Due: Tuesday, September 30th
(1) You are tired of having your programs write output to the screen
in random jumbled order. Write a few lines of pseudocode that are
executed by all processors, produce this style of output, and that
require no more than 2P sends/receives, where P is the number of
processors. It should work for any value of P.
Proc 0: value is 4
Proc 1: value is 2
Proc 2: value is 7
Proc 3: value is 15
...
If you were writing to a file instead of the screen, typically only
processor 0 would open the file and do the ``writes''. Write a
section of pseudocode that satisfies this new constraint. How many
sends/receives are now required?
(2) Consider a finite difference calculation performed on an NxN grid, similar
to the parallel game-of-life simulations we have
been discussing. Assume that updating the value for each grid cell
requires 8 floating-point operations (same 9-point stencil as the
GOL), and communication is needed at the start of each timestep to
update ghost-cell values. Analyze the two parallelization strategies
discussed in class for programming assignment 3: (1) a
one-dimensional decomposition of the grid over P processors, and
(2) a two-dimensional decomposition across Q*Q=P processors. For
each strategy, write down a formula for the total CPU time per
timestep in terms of communication startup (alpha), inverse
bandwidth per byte (beta) and time per flop (tau), as well as
N and P (or Q). You can assume that N is an exact multiple of P, and
that each communicated ghost-cell value requires eight bytes of
memory. For each strategy, derive formulas for the parallel speedup
and efficiency as a function of the same parameters.

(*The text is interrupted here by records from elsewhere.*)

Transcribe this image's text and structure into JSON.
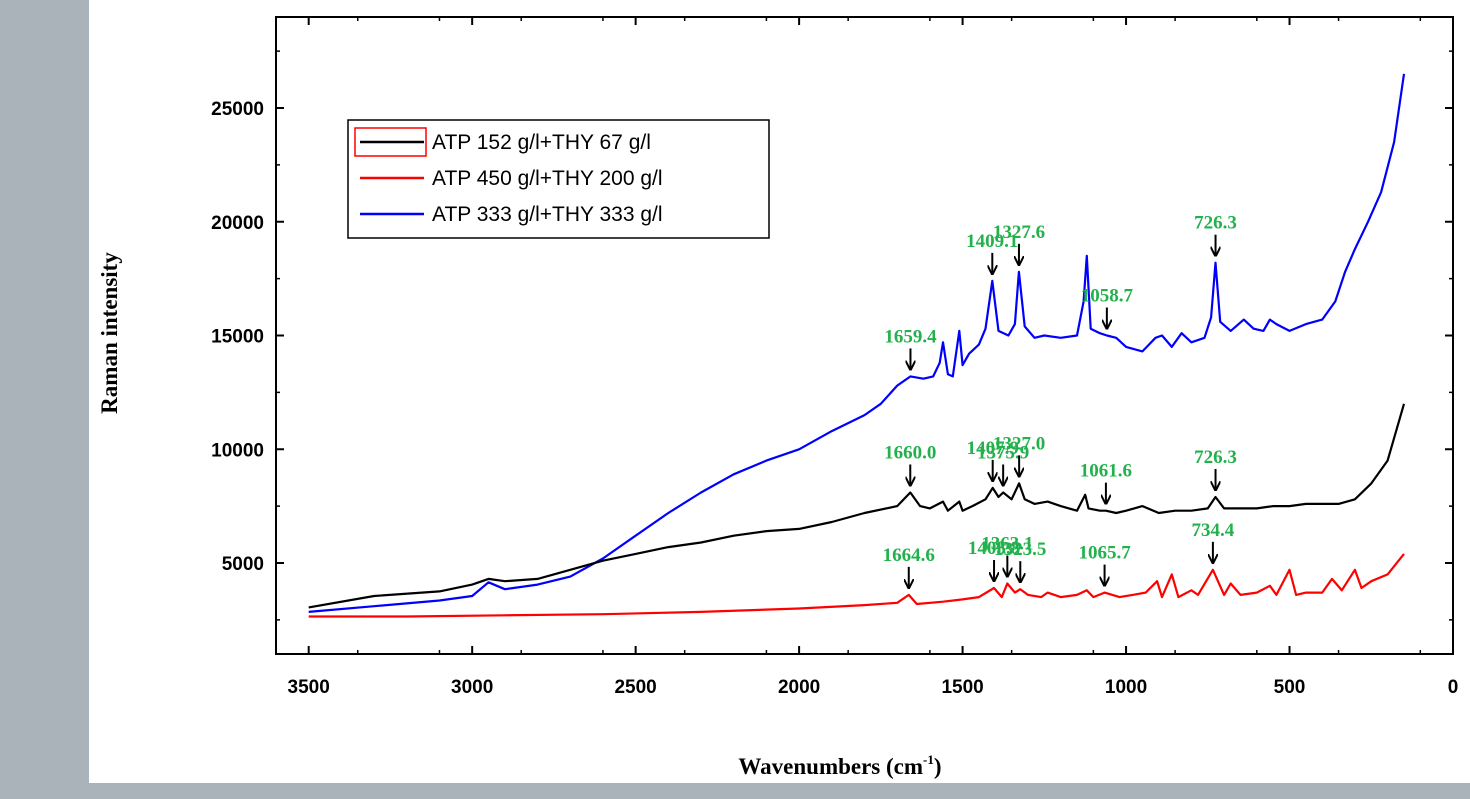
{
  "chart_data": {
    "type": "line",
    "xlabel": "Wavenumbers (cm",
    "xlabel_sup": "-1",
    "xlabel_close": ")",
    "ylabel": "Raman intensity",
    "xlim": [
      3600,
      0
    ],
    "ylim": [
      1000,
      29000
    ],
    "x_reversed": true,
    "x_ticks": [
      {
        "value": 3500,
        "label": "3500"
      },
      {
        "value": 3000,
        "label": "3000"
      },
      {
        "value": 2500,
        "label": "2500"
      },
      {
        "value": 2000,
        "label": "2000"
      },
      {
        "value": 1500,
        "label": "1500"
      },
      {
        "value": 1000,
        "label": "1000"
      },
      {
        "value": 500,
        "label": "500"
      },
      {
        "value": 0,
        "label": "0"
      }
    ],
    "y_ticks": [
      {
        "value": 5000,
        "label": "5000"
      },
      {
        "value": 10000,
        "label": "10000"
      },
      {
        "value": 15000,
        "label": "15000"
      },
      {
        "value": 20000,
        "label": "20000"
      },
      {
        "value": 25000,
        "label": "25000"
      }
    ],
    "legend_position": "top-left",
    "legend": [
      {
        "label": "ATP 152 g/l+THY 67 g/l",
        "color": "#000000",
        "swatch": "box"
      },
      {
        "label": "ATP 450 g/l+THY 200 g/l",
        "color": "#ff0000",
        "swatch": "line"
      },
      {
        "label": "ATP 333 g/l+THY 333 g/l",
        "color": "#0000ff",
        "swatch": "line"
      }
    ],
    "series": [
      {
        "name": "ATP 333 g/l+THY 333 g/l",
        "color": "#0000ff",
        "points": [
          [
            3500,
            2850
          ],
          [
            3300,
            3100
          ],
          [
            3100,
            3350
          ],
          [
            3000,
            3550
          ],
          [
            2950,
            4150
          ],
          [
            2900,
            3850
          ],
          [
            2800,
            4050
          ],
          [
            2700,
            4400
          ],
          [
            2600,
            5200
          ],
          [
            2500,
            6200
          ],
          [
            2400,
            7200
          ],
          [
            2300,
            8100
          ],
          [
            2200,
            8900
          ],
          [
            2100,
            9500
          ],
          [
            2000,
            10000
          ],
          [
            1900,
            10800
          ],
          [
            1800,
            11500
          ],
          [
            1750,
            12000
          ],
          [
            1700,
            12800
          ],
          [
            1659.4,
            13200
          ],
          [
            1620,
            13100
          ],
          [
            1590,
            13200
          ],
          [
            1570,
            13800
          ],
          [
            1560,
            14700
          ],
          [
            1545,
            13300
          ],
          [
            1530,
            13200
          ],
          [
            1510,
            15200
          ],
          [
            1500,
            13700
          ],
          [
            1480,
            14200
          ],
          [
            1450,
            14600
          ],
          [
            1430,
            15300
          ],
          [
            1409.1,
            17400
          ],
          [
            1390,
            15200
          ],
          [
            1360,
            15000
          ],
          [
            1340,
            15500
          ],
          [
            1327.6,
            17800
          ],
          [
            1310,
            15400
          ],
          [
            1280,
            14900
          ],
          [
            1250,
            15000
          ],
          [
            1200,
            14900
          ],
          [
            1150,
            15000
          ],
          [
            1130,
            16500
          ],
          [
            1120,
            18500
          ],
          [
            1108,
            15300
          ],
          [
            1080,
            15100
          ],
          [
            1058.7,
            15000
          ],
          [
            1030,
            14900
          ],
          [
            1000,
            14500
          ],
          [
            950,
            14300
          ],
          [
            910,
            14900
          ],
          [
            890,
            15000
          ],
          [
            860,
            14500
          ],
          [
            830,
            15100
          ],
          [
            800,
            14700
          ],
          [
            760,
            14900
          ],
          [
            740,
            15800
          ],
          [
            726.3,
            18200
          ],
          [
            712,
            15600
          ],
          [
            680,
            15200
          ],
          [
            640,
            15700
          ],
          [
            610,
            15300
          ],
          [
            580,
            15200
          ],
          [
            560,
            15700
          ],
          [
            540,
            15500
          ],
          [
            500,
            15200
          ],
          [
            450,
            15500
          ],
          [
            400,
            15700
          ],
          [
            360,
            16500
          ],
          [
            330,
            17800
          ],
          [
            300,
            18800
          ],
          [
            260,
            20000
          ],
          [
            220,
            21300
          ],
          [
            180,
            23500
          ],
          [
            150,
            26500
          ]
        ]
      },
      {
        "name": "ATP 152 g/l+THY 67 g/l",
        "color": "#000000",
        "points": [
          [
            3500,
            3050
          ],
          [
            3300,
            3550
          ],
          [
            3100,
            3750
          ],
          [
            3000,
            4050
          ],
          [
            2950,
            4300
          ],
          [
            2900,
            4200
          ],
          [
            2800,
            4300
          ],
          [
            2700,
            4700
          ],
          [
            2600,
            5100
          ],
          [
            2500,
            5400
          ],
          [
            2400,
            5700
          ],
          [
            2300,
            5900
          ],
          [
            2200,
            6200
          ],
          [
            2100,
            6400
          ],
          [
            2000,
            6500
          ],
          [
            1900,
            6800
          ],
          [
            1800,
            7200
          ],
          [
            1700,
            7500
          ],
          [
            1660,
            8100
          ],
          [
            1630,
            7500
          ],
          [
            1600,
            7400
          ],
          [
            1560,
            7700
          ],
          [
            1545,
            7300
          ],
          [
            1510,
            7700
          ],
          [
            1500,
            7300
          ],
          [
            1470,
            7500
          ],
          [
            1430,
            7800
          ],
          [
            1407.9,
            8300
          ],
          [
            1390,
            7900
          ],
          [
            1375.9,
            8100
          ],
          [
            1350,
            7800
          ],
          [
            1327,
            8500
          ],
          [
            1310,
            7800
          ],
          [
            1280,
            7600
          ],
          [
            1240,
            7700
          ],
          [
            1200,
            7500
          ],
          [
            1150,
            7300
          ],
          [
            1125,
            8000
          ],
          [
            1115,
            7400
          ],
          [
            1080,
            7300
          ],
          [
            1061.6,
            7300
          ],
          [
            1030,
            7200
          ],
          [
            1000,
            7300
          ],
          [
            950,
            7500
          ],
          [
            900,
            7200
          ],
          [
            850,
            7300
          ],
          [
            800,
            7300
          ],
          [
            750,
            7400
          ],
          [
            726.3,
            7900
          ],
          [
            700,
            7400
          ],
          [
            650,
            7400
          ],
          [
            600,
            7400
          ],
          [
            550,
            7500
          ],
          [
            500,
            7500
          ],
          [
            450,
            7600
          ],
          [
            400,
            7600
          ],
          [
            350,
            7600
          ],
          [
            300,
            7800
          ],
          [
            250,
            8500
          ],
          [
            200,
            9500
          ],
          [
            150,
            12000
          ]
        ]
      },
      {
        "name": "ATP 450 g/l+THY 200 g/l",
        "color": "#ff0000",
        "points": [
          [
            3500,
            2650
          ],
          [
            3200,
            2650
          ],
          [
            2900,
            2700
          ],
          [
            2600,
            2750
          ],
          [
            2300,
            2850
          ],
          [
            2000,
            3000
          ],
          [
            1800,
            3150
          ],
          [
            1700,
            3250
          ],
          [
            1664.6,
            3600
          ],
          [
            1640,
            3200
          ],
          [
            1560,
            3300
          ],
          [
            1500,
            3400
          ],
          [
            1450,
            3500
          ],
          [
            1403.8,
            3900
          ],
          [
            1380,
            3500
          ],
          [
            1363.1,
            4100
          ],
          [
            1340,
            3700
          ],
          [
            1323.5,
            3850
          ],
          [
            1300,
            3600
          ],
          [
            1260,
            3500
          ],
          [
            1240,
            3700
          ],
          [
            1200,
            3500
          ],
          [
            1150,
            3600
          ],
          [
            1120,
            3800
          ],
          [
            1100,
            3500
          ],
          [
            1065.7,
            3700
          ],
          [
            1020,
            3500
          ],
          [
            980,
            3600
          ],
          [
            940,
            3700
          ],
          [
            905,
            4200
          ],
          [
            890,
            3500
          ],
          [
            860,
            4500
          ],
          [
            840,
            3500
          ],
          [
            800,
            3800
          ],
          [
            780,
            3600
          ],
          [
            734.4,
            4700
          ],
          [
            700,
            3600
          ],
          [
            680,
            4100
          ],
          [
            650,
            3600
          ],
          [
            600,
            3700
          ],
          [
            560,
            4000
          ],
          [
            540,
            3600
          ],
          [
            500,
            4700
          ],
          [
            480,
            3600
          ],
          [
            450,
            3700
          ],
          [
            400,
            3700
          ],
          [
            370,
            4300
          ],
          [
            340,
            3800
          ],
          [
            300,
            4700
          ],
          [
            280,
            3900
          ],
          [
            250,
            4200
          ],
          [
            200,
            4500
          ],
          [
            150,
            5400
          ]
        ]
      }
    ],
    "annotations": [
      {
        "text": "726.3",
        "x": 726.3,
        "y": 18200,
        "series": "blue"
      },
      {
        "text": "1058.7",
        "x": 1058.7,
        "y": 15000,
        "series": "blue"
      },
      {
        "text": "1327.6",
        "x": 1327.6,
        "y": 17800,
        "series": "blue"
      },
      {
        "text": "1409.1",
        "x": 1409.1,
        "y": 17400,
        "series": "blue"
      },
      {
        "text": "1659.4",
        "x": 1659.4,
        "y": 13200,
        "series": "blue"
      },
      {
        "text": "1660.0",
        "x": 1660.0,
        "y": 8100,
        "series": "black"
      },
      {
        "text": "1407.9",
        "x": 1407.9,
        "y": 8300,
        "series": "black"
      },
      {
        "text": "1375.9",
        "x": 1375.9,
        "y": 8100,
        "series": "black"
      },
      {
        "text": "1327.0",
        "x": 1327.0,
        "y": 8500,
        "series": "black"
      },
      {
        "text": "1061.6",
        "x": 1061.6,
        "y": 7300,
        "series": "black"
      },
      {
        "text": "726.3",
        "x": 726.3,
        "y": 7900,
        "series": "black"
      },
      {
        "text": "1664.6",
        "x": 1664.6,
        "y": 3600,
        "series": "red"
      },
      {
        "text": "1403.8",
        "x": 1403.8,
        "y": 3900,
        "series": "red"
      },
      {
        "text": "1323.5",
        "x": 1323.5,
        "y": 3850,
        "series": "red"
      },
      {
        "text": "1363.1",
        "x": 1363.1,
        "y": 4100,
        "series": "red"
      },
      {
        "text": "1065.7",
        "x": 1065.7,
        "y": 3700,
        "series": "red"
      },
      {
        "text": "734.4",
        "x": 734.4,
        "y": 4700,
        "series": "red"
      }
    ]
  },
  "colors": {
    "background": "#a9b3b9",
    "panel": "#ffffff",
    "annotation": "#22b14c"
  }
}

For the 2-d strategy, assuming the startup cost is negligible, how
quickly must N grow as a function of P to keep the parallel
efficiency constant?
On Sandia's Intel Tflops machine, the following values are
approximately correct (in nanoseconds): alpha = 20000,
beta = 3, and tau = 10. For each of
the two strategies running on 1024 processors, how large must N be
to keep the cost of communication below 20% of the total run time?
(3) Consider the recursive halving and recursive doubling operations described in class. For P a power-of-two, write some pseudocode using these operations to perform a broadcast of a N-length vector with 2*log(P) message startups and only 2N total communication volume. Note: Although it requires more startups, for large N this is better than the N*log(P) communication volume required by the tree-structured (cascade) broadcast you programmed for the first assignment.